Although the state of the humanities has supplied the initial prompting for this conference, then, the question of the liberal education cannot for long be confined to the domain of the humanities alone. The situation calls for renewed inter-divisional and interdisciplinary discussion focussed specifically on the viability of the modern liberal education. It is a goal of the conference to promote that discussion and elicit a sense of common purpose--or, alternatively, to elicit a recognition that shared belief and purpose are lacking. While the conference is strongly committed to reaffirmation and revitalization of the liberal education--and to finding energetic remedies for perceived existing problems--the question of the liberal education today will not be begged, nor will its historic rationales and configuration(s) be taken for granted.

The conference will consist of four sessions held over two days. Four speakers will participate in each session, each person presenting a paper or delivering an address to last no more than 30 minutes. Open discussion will follow.

1. U.S. Higher Education Today

How, or what degree, is higher education undergoing change at present because of such factors as changing demographics; changing patterns of student enrolment; the emergence of new disciplines and/or interdisciplinary formations; economic pressure to make education pay off and corresponding "flight" from the humanities to more utilitarian fields?

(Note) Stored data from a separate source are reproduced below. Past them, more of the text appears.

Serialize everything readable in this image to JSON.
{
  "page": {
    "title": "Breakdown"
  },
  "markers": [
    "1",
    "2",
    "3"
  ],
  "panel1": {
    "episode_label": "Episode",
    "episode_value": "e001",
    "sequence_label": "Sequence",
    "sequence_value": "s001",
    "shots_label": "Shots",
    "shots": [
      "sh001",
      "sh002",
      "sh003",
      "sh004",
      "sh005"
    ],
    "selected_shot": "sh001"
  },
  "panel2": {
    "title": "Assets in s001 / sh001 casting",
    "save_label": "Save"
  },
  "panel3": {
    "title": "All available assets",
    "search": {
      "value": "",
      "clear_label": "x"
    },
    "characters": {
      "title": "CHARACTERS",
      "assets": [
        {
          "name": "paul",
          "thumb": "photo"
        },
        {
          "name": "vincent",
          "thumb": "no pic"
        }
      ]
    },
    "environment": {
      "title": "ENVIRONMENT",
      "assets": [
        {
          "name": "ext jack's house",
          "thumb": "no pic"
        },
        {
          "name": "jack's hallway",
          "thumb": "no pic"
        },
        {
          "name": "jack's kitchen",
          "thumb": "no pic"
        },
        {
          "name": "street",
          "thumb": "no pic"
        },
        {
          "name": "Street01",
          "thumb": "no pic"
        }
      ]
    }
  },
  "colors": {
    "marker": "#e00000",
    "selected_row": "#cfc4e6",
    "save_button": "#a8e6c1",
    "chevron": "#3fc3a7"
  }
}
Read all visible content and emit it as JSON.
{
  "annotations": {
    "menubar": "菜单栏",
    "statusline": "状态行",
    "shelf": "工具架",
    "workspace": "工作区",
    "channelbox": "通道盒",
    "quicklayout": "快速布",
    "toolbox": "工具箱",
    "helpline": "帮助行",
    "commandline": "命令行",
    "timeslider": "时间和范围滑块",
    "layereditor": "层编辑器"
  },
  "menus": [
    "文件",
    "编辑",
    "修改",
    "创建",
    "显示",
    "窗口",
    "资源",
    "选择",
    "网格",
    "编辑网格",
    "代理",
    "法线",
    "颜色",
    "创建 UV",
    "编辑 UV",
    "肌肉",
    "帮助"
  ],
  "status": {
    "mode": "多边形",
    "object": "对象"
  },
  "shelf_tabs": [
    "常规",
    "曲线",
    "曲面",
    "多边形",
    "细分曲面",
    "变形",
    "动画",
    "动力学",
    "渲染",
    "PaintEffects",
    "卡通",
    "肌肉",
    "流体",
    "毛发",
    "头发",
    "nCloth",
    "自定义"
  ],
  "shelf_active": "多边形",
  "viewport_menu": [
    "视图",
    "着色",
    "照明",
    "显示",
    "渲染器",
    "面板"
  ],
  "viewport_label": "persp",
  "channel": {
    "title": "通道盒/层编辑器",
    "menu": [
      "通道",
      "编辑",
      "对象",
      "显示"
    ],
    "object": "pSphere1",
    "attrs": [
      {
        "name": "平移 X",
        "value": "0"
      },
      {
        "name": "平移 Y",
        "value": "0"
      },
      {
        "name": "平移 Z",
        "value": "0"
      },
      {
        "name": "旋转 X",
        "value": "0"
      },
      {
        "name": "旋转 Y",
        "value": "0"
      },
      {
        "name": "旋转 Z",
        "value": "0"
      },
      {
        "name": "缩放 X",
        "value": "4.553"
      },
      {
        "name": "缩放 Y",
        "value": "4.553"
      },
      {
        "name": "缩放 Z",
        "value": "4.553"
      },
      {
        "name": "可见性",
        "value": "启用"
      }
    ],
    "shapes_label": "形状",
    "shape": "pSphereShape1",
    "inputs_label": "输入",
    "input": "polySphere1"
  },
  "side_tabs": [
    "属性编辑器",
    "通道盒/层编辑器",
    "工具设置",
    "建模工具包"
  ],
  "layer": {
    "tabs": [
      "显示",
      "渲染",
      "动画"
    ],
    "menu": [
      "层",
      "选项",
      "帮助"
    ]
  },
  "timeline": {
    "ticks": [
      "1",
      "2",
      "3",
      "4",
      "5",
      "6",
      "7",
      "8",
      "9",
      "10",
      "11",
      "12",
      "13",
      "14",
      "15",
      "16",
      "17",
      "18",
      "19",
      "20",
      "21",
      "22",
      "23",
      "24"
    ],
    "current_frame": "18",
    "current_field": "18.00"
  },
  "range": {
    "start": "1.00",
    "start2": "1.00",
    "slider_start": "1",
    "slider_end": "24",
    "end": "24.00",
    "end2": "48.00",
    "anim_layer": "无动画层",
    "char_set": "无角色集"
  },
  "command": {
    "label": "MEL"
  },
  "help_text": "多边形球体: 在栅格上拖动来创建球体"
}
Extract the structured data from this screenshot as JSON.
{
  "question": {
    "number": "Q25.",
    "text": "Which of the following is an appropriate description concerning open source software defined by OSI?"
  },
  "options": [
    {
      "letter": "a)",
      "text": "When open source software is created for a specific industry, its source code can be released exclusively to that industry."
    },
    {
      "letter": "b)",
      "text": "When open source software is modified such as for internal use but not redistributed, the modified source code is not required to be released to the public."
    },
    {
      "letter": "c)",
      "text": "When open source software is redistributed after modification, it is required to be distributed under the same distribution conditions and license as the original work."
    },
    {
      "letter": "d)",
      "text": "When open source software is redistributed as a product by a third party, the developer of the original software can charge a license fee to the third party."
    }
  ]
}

What does it now mean to be an "educated" person? What goals can or should be pursued in higher education under current conditions?

2. The Liberal Education: Past and Present

Historical meaning(s) and institutionalization(s) of the liberal education; the liberal education for whom and what?; the liberal education in and out of the liberal arts college; liberal vs. professional, specialized, or utilitarian education; the liberal education in crisis or change?

3. The Liberal Education Across Disciplines and Divisions

Reshaping and redefining the liberal education across institutional boundaries; the "liberal" possibilities of new fields, technologies, intellectual developments, and interdisciplinary formations

4. Renovating the Liberal Education?

Do we wish education to be, or remain, "liberal?" If so, why and how? By what is it threatened, and what are its current or potential sources of vitality and innovation? Are the historic goals and practices of the liberal education valid today, and if so, how can they pursued or strengthened?